On 27 December the Australians moved their radar equipment to a 150-foot hilltop on the east coast, towing 1,700-pound generators on sleds up the ridge. The equipment, briefly dunked in salt water on arrival, now had to contend with heat, humidity, and a wet season that was just beginning. It failed often. Replacement power supplies and transmitters arrived on 27 January 1944. By April the Allied advance had reached Madang, and the main Japanese air threat now came from Wewak further north - out of radar range from the east coast of Long Island. No. 338 Radar Station was ordered to move to Matafuna Point on the west coast. It took a week. A flying fox cable cableway was rigged to lower the equipment back down to sea level. The station went operational again at 19:00 on 11 April 1944 and stayed on the air until 28 January 1945. The garrison was, for a time, the furthest Allied position in the theater. Brigadier General William F. Heavey, who commanded the engineer brigade, was reportedly surprised when the capture was announced at all. The engineers built defenses, camps, and a 1,500-foot airstrip for Piper Cub aircraft in five days. Rumors ran through the garrison that the Japanese might try to retake the island. They never did. They had already accepted the loss of their staging point. On 17 February 1944 the main 592nd EBSR party left Long Island. Krueger, in his orders, praised them for aggressiveness and superior seamanship in accomplishing their mission against unusual odds - a mission in which no shot was fired.
Long Island is centered near 5.35 degrees south, 147.12 degrees east, at the northern end of the Vitiaz Strait in the Bismarck Sea. Recommended viewing altitude: 6,000-8,000 feet to see the full caldera rim, Lake Wisdom in the interior, and the active cone of Motmot rising from the lake's center. There are no airfields on the island today.

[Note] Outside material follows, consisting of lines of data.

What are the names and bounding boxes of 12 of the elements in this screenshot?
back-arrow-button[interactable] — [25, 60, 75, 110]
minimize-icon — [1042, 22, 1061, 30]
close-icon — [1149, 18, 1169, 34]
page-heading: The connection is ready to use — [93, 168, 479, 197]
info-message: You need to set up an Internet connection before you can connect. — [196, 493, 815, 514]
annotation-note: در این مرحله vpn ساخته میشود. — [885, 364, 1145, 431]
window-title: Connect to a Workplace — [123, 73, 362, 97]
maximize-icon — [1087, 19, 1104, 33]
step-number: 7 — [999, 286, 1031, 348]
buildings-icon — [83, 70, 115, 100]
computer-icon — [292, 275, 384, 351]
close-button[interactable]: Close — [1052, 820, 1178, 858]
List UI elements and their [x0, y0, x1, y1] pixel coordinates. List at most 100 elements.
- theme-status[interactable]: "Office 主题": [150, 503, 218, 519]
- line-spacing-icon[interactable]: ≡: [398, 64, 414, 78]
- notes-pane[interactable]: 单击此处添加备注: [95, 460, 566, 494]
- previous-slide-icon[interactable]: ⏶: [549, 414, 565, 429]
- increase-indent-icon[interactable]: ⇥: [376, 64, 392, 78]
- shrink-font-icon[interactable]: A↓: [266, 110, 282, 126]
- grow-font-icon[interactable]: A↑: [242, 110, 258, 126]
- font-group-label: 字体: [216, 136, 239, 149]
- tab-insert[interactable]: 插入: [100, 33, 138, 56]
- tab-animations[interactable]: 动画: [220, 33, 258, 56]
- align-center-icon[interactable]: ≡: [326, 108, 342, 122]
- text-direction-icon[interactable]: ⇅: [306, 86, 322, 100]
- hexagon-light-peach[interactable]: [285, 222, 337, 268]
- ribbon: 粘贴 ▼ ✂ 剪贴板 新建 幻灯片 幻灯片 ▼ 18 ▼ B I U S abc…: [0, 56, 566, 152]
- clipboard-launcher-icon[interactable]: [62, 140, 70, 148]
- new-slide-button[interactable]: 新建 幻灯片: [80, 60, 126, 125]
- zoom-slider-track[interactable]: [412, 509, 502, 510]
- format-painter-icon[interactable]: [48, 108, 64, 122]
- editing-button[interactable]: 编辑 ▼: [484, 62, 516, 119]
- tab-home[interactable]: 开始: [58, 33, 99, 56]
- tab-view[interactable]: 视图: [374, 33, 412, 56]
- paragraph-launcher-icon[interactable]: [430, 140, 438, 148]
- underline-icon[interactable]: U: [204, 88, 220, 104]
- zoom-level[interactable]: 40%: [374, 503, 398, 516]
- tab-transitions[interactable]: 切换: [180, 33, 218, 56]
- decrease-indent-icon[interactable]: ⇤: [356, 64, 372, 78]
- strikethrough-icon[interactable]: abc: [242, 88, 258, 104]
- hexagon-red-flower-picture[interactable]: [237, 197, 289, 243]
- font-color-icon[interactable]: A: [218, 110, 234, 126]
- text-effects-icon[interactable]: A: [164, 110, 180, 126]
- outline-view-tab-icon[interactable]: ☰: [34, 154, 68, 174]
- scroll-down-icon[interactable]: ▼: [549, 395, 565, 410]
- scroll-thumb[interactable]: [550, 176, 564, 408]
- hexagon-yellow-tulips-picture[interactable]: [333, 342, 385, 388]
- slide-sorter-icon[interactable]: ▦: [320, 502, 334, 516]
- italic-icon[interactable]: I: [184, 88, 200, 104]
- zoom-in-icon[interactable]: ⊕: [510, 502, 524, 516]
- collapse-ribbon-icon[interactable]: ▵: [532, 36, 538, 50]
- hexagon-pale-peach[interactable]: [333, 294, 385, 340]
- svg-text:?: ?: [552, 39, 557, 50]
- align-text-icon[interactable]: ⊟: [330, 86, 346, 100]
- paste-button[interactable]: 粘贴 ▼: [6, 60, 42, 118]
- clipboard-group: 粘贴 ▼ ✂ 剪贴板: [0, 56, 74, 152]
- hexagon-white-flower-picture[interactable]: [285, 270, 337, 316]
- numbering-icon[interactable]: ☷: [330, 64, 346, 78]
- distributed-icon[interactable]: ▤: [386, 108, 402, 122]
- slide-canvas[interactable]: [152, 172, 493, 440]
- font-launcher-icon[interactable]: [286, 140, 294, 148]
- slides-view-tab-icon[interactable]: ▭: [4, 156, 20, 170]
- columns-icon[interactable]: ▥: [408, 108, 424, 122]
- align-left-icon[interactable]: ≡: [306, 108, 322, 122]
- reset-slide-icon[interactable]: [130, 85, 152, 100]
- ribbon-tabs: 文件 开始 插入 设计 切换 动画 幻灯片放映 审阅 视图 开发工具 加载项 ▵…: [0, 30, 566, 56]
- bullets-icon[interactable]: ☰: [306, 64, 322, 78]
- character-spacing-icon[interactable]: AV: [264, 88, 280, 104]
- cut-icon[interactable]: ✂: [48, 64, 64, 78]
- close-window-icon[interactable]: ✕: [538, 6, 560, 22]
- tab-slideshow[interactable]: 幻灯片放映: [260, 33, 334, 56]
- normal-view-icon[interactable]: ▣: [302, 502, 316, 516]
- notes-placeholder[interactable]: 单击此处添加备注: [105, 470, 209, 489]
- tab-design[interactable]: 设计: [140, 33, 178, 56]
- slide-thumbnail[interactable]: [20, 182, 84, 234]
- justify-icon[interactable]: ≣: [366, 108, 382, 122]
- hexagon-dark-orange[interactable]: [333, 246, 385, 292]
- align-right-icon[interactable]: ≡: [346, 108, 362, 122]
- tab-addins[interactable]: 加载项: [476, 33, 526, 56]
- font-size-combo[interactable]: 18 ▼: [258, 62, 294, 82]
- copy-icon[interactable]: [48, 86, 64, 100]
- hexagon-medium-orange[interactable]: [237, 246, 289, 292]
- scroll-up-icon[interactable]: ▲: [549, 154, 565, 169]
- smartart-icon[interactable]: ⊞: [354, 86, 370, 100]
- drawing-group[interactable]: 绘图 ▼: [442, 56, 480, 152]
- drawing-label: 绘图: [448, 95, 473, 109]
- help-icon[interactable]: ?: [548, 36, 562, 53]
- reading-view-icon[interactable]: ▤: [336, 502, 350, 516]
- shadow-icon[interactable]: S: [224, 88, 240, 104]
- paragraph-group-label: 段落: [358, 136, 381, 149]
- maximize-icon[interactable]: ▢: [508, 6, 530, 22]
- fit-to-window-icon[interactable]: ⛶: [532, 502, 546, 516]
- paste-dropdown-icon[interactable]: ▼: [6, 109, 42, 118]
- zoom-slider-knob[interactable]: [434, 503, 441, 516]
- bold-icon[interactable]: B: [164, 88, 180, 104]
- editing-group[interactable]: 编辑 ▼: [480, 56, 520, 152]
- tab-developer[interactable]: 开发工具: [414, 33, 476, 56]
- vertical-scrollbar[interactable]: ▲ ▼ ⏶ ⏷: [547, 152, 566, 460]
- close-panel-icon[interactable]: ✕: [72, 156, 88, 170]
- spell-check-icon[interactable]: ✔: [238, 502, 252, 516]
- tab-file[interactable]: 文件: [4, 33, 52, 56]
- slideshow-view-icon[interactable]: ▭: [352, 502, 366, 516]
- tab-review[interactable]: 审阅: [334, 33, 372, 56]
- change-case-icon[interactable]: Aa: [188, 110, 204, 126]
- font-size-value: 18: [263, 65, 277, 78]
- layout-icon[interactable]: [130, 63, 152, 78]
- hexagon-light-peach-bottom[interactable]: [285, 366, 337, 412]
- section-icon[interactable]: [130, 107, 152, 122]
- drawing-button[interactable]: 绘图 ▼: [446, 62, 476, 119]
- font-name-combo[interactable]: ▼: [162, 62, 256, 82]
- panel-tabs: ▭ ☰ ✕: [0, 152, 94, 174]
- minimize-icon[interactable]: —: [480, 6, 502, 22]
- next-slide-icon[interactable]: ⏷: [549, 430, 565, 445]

The nearest airports are Madang (AYMD) to the southwest on the New Guinea mainland, Nadzab/Lae (AYNZ) to the south, and Hoskins (AYHK) to the east on New Britain. The island is surrounded by 1,000-2,000 meters of water and has no sheltered all-weather harbors. Expect cumulus buildup by midday and frequent squalls; the 1660 caldera eruption is a reminder that this is an active volcanic system.